One Medical announced today that they raised $65M bringing their total funding to roughly $180M over the course of 8 years. They are operating in 6 cities: 23 offices in the San Francisco area, 6 offices in NYC, 1 office in Boston, 2 offices in LA, 1 office in Chicago, 3 in Phoenix, and 4 in DC.
Sherpaa was founded in February 2012 selling directly to employers. One Medical started direct to consumer and then launched to employers in 2014 effectively becoming Sherpaa’s competition.
With $180M, One Medical has expanded to 6 cities and 150 companies in 8 years. With $8M of investment and 4 years of operation, Sherpaa has expanded to 150 companies and 23 states. We will be in roughly 48 states (roughly 20,000 cities) by the end of Q1 2016. When Sherpaa launches in a state, we turn the state on to all employees living in that state, not just the employees within convenient driving distance of a One Medical office. One Medical is following the Blockbuster model building out brick and mortar offices while Sherpaa is following a Netflix model, a service powered by technology rather than real estate.
One Medical’s business model is traditional fee-for-service primary care supplemented by a yearly membership fee paid for by either an individual or their employer. Traditional fee-for-service healthcare makes money by maximizing the number of visits they can bill insurance for. Primary Care is not lucrative. They barely scrape by. And really the only way for primary care practices to make money is by charging a membership fee. And with that membership fee, you can use that money to make your office look nice, which One Medical does very well, and build apps that enable their members to make appointments.

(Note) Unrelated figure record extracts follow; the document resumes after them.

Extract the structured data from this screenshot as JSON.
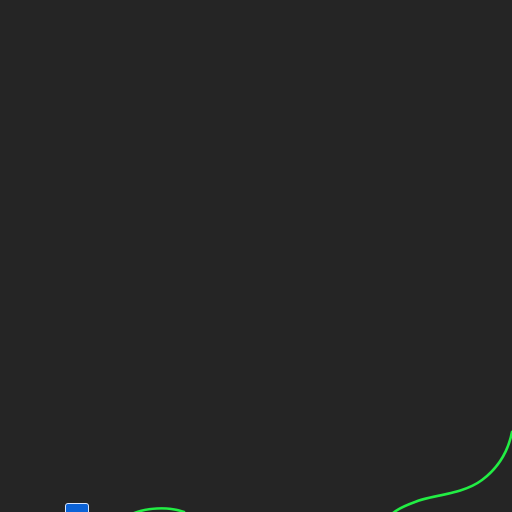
{
  "canvas": {
    "background": "#252525"
  },
  "curve": {
    "color": "#22ee44",
    "icon": "curve-path"
  },
  "handle": {
    "color": "#0b62d6",
    "border_color": "#d8e6ff",
    "icon": "control-point-handle"
  }
}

But, by far, the primary source of revenue in traditional fee-for-service practices is billing for the maximum number of office visits. It’s that simple.
So, One Medical is in a dilemma— every time they prevent a visit via an email or video visit, they are eating into the profitability that comes from their yearly membership fee. Their “innovation” was the primary care membership fee enabling nice offices and an app, but that innovation also forces the same disincentive found in traditional primary care— the more you do in the office the more you get paid. And the more you prevent, the less you get paid. That’s the same tired model found everywhere in American healthcare. That disincentive is the same reason why One Medical economically can’t decrease enough claims within a company to see positive health savings.
At Sherpaa, we never see you in person. We communicate with you via our app, order blood or imaging tests to confirm the diagnosis, and treat. We don’t get paid by employers for each visit we do. We get a flat rate from our employer clients. No matter what we do, we get paid the same removing the incentive to do the most care to make the most money. After 4 years of Sherpaa, we’ve consistently seen that 70% of primary care cases can be diagnosed and treated without needing an in-person office visit. And since Sherpaa is paid for by the employer, we don’t bill insurance companies, which means 70% of a company’s primary care claims do not happen. This also means that 70% of traditional primary care and One Medical’s office visits are unnecessary, but they make you come into their offices because that’s how they get paid.
Since Sherpaa began, we’ve been able to sign bigger contracts with bigger companies. And as companies become larger, they have a higher tendency to have offices scattered all across the country in places like NYC, SF, Tennessee, Dallas, and West Virginia. We’ve also learned that the vast majority of large companies will not purchase an employee benefit if that benefit can’t be offered to all employees, no matter where they are geographically located. So the company that’s based in NYC but has an office in Virginia and Tennessee won’t sign up for a service that can’t do business in those three states. This puts a service like One Medical in another dilemma. Because they have to build brick and mortar practices in every city and every state, and those practices must be conveniently close to a potential patient, and patients must be willing to switch to One Medical from their primary care physician…it’s a long Blockbustery, expensive road ahead to satisfy the needs of large, important companies. Just because I live in “Chicago” doesn’t mean I’ll travel 30 miles downtown to a well-decorated primary care office. It’s like forcing all of your employees to rent all their movies from one Blockbuster.